No cobra más vuelo la protesta porque con Esquilache se acabaron los motines, y el hervor de Madrid se limita a un calentar de motores que la gente toma a beneficio de inventario: los niños se hacen adultos en el autobús del colegio, las mujeres pasan entre dos cruces de la regla a la menopausia y a los abuelos se les deja en el cuarto con la tele puesta, ya que meterlos en un vehículo es arriesgarse a no darles sepultura.

Mete baza en la tertulia radiofónica el erudito local para echar un capote a la autoridad. En opinión de este sabio, un atasco no sólo fomenta sarpullidos, sino espiritualidad a raudales. Y cuenta la historia de ese oficial de los juzgados que desde hace nueve años parte de la plaza de Santa Bárbara a ejecutar el derribo de la iglesia que empareda a sus vecinos. El atasco perpetuo de la plaza de Castilla frustra sus malvados propósitos.

-Eso se debe a intercesión divina -pregona desde la Nunciatura una encargada de barrer para casa.

Inspirado por el Espíritu Santo, el erudito local lanza una ocurrencia: 'Si el atasco es un problema típico de Madrid, ¿por qué no lo resuelve su santo patrón, que dejaba con piloto automático a una yunta de bueyes para rezar a sus anchas?'.

-Hagamos una rogativa al Labrador -plantea a los contertulios como si propusiera unas cañas.

La oposición se apunta al festejo y la radio lo retransmite. La comitiva municipal sale hacia la casa de san Isidro con maceros y banda. Pero como los coches taponan las calles, el trayecto se efectúa por la acera y sin pompa. Al llegar a la vivienda, llaman a la puerta y les abre un niño rubicundo y con bucles.
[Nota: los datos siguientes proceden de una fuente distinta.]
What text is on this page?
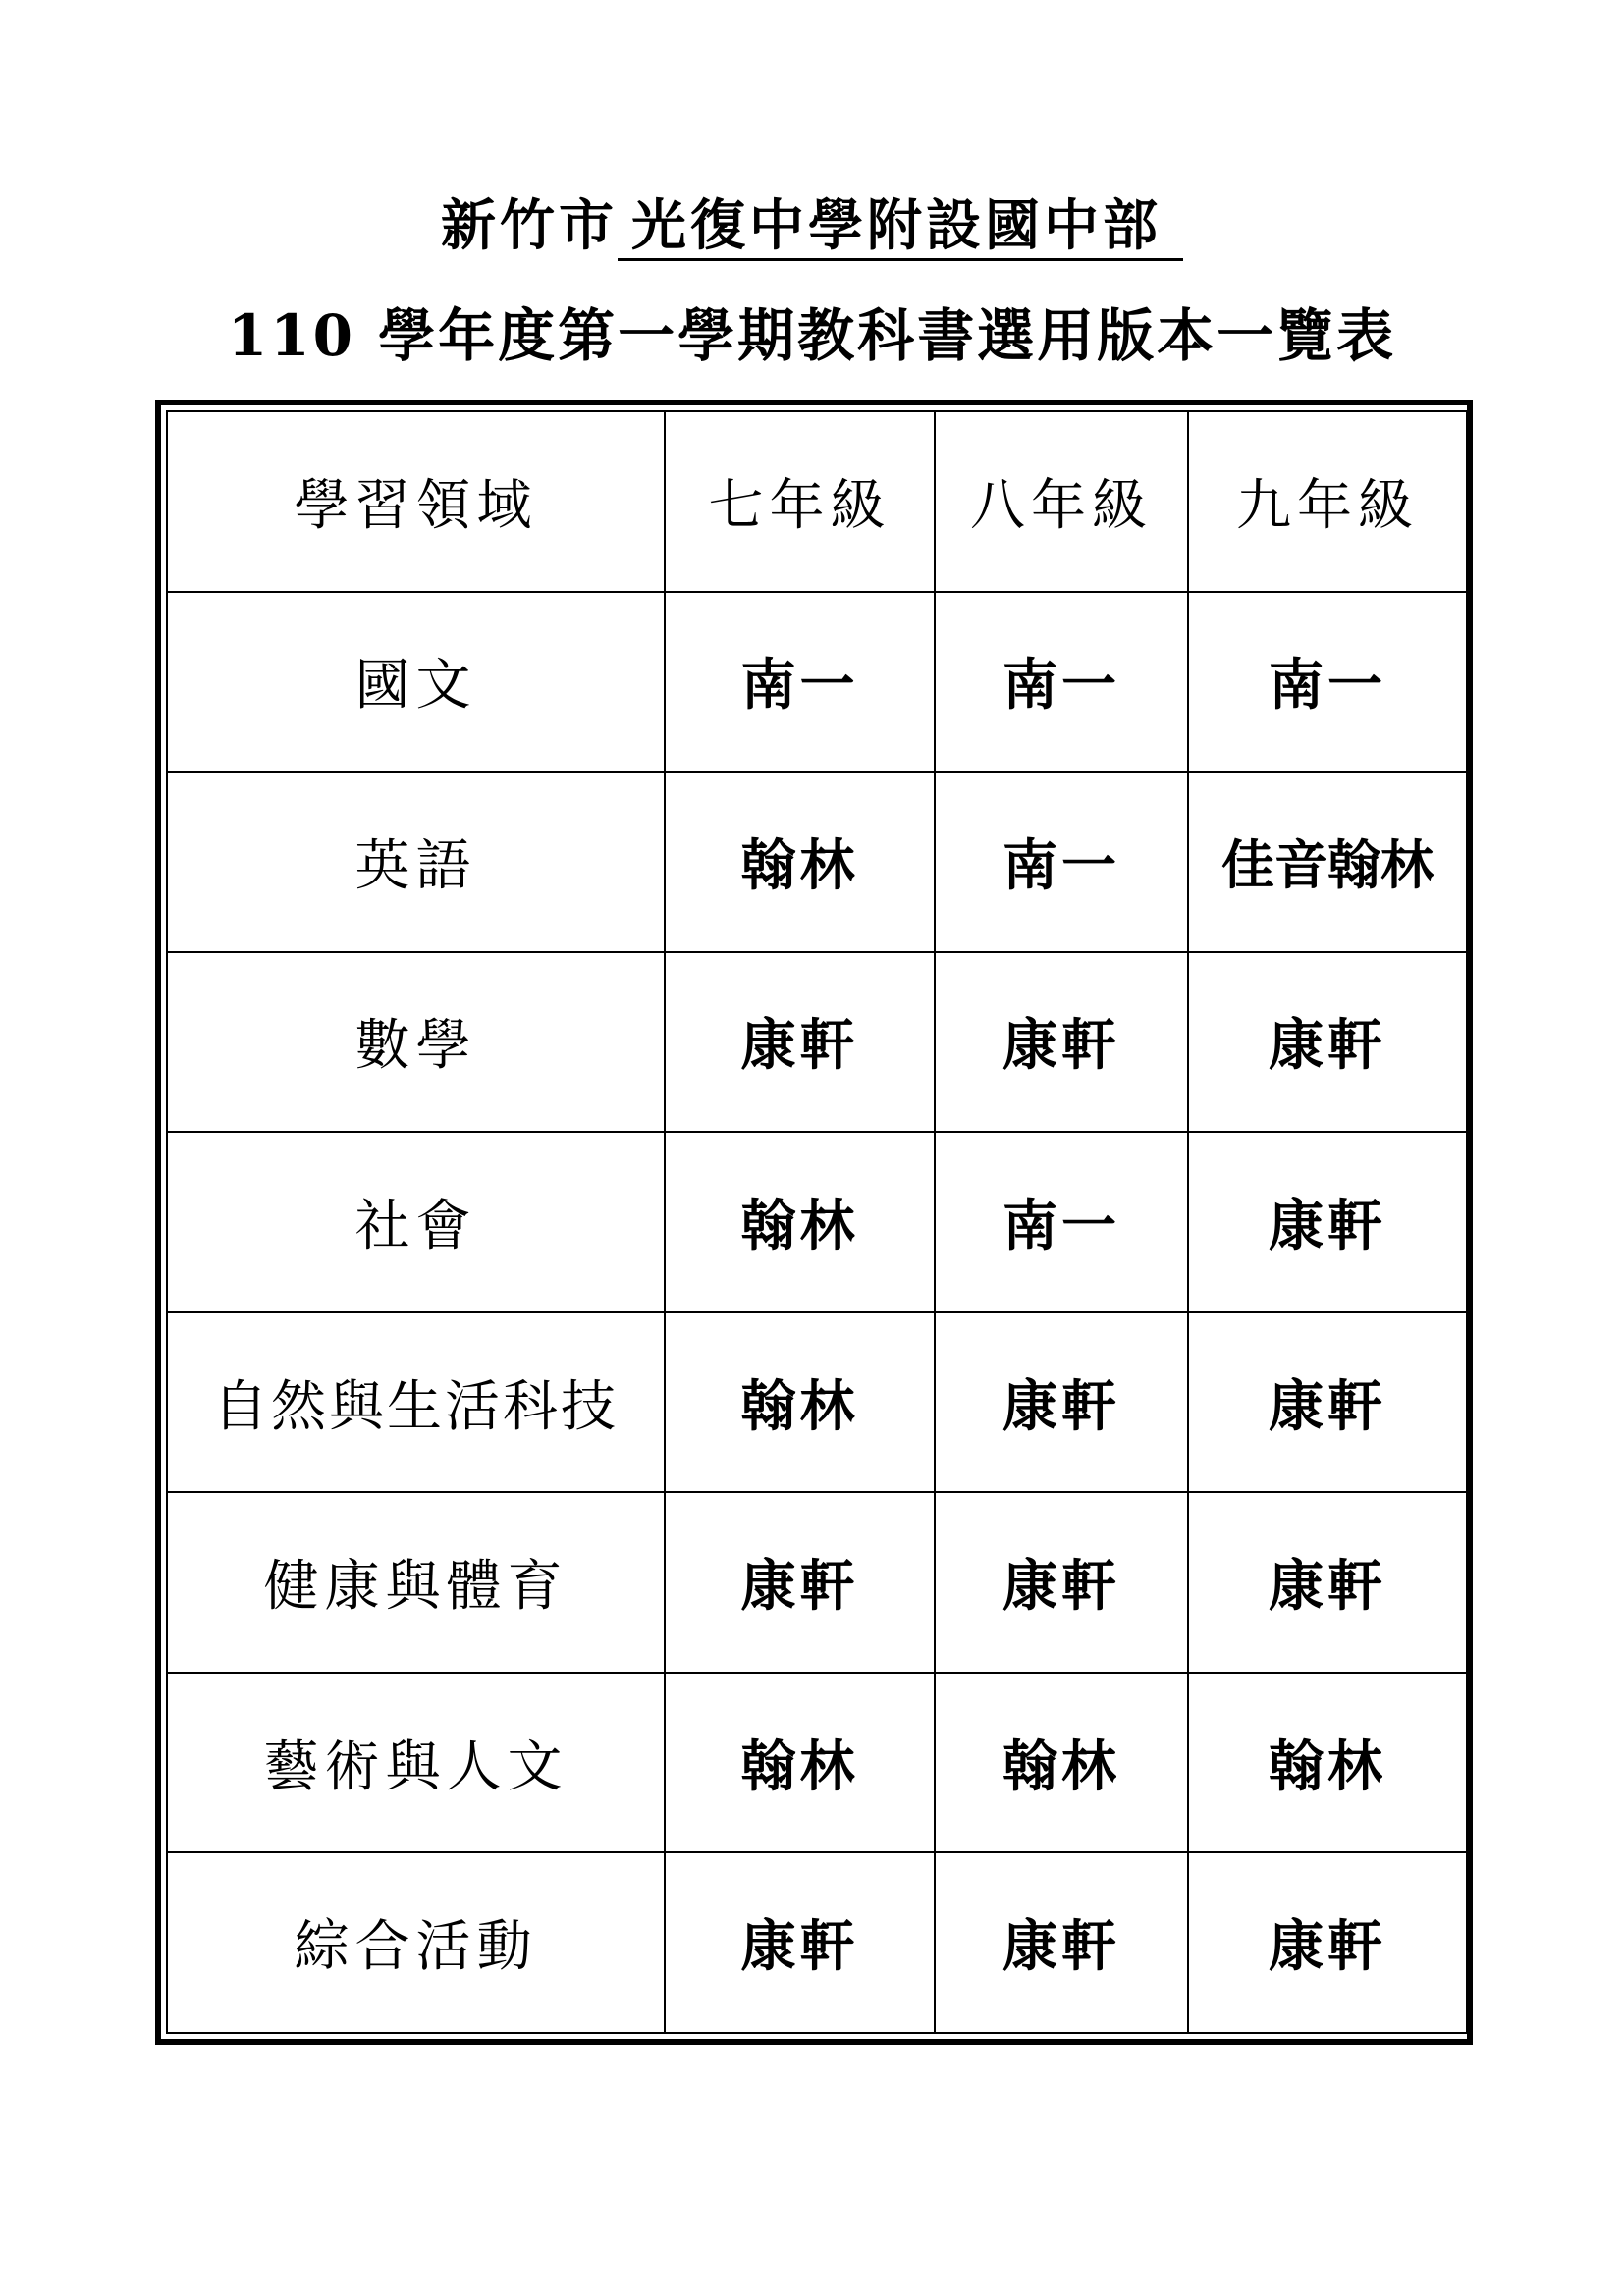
新竹市 光復中學附設國中部
110 學年度第一學期教科書選用版本一覽表
學習領域	七年級	八年級	九年級
國文	南一	南一	南一
英語	翰林	南一	佳音翰林
數學	康軒	康軒	康軒
社會	翰林	南一	康軒
自然與生活科技	翰林	康軒	康軒
健康與體育	康軒	康軒	康軒
藝術與人文	翰林	翰林	翰林
綜合活動	康軒	康軒	康軒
-Angelito hermoso -saluda la autoridad-, queremos ver a san Isidro.

El niño, sin dudarlo, advierte al interior de la casa:

-Abuela, la grúa.

Y, asomándose a la trasera que da al Manzanares, vocea santa María de la Cabeza con preocupación cívica:

-Isidro, Isidro, que dejaste la yunta en doble fila y mira el atasco que has formado.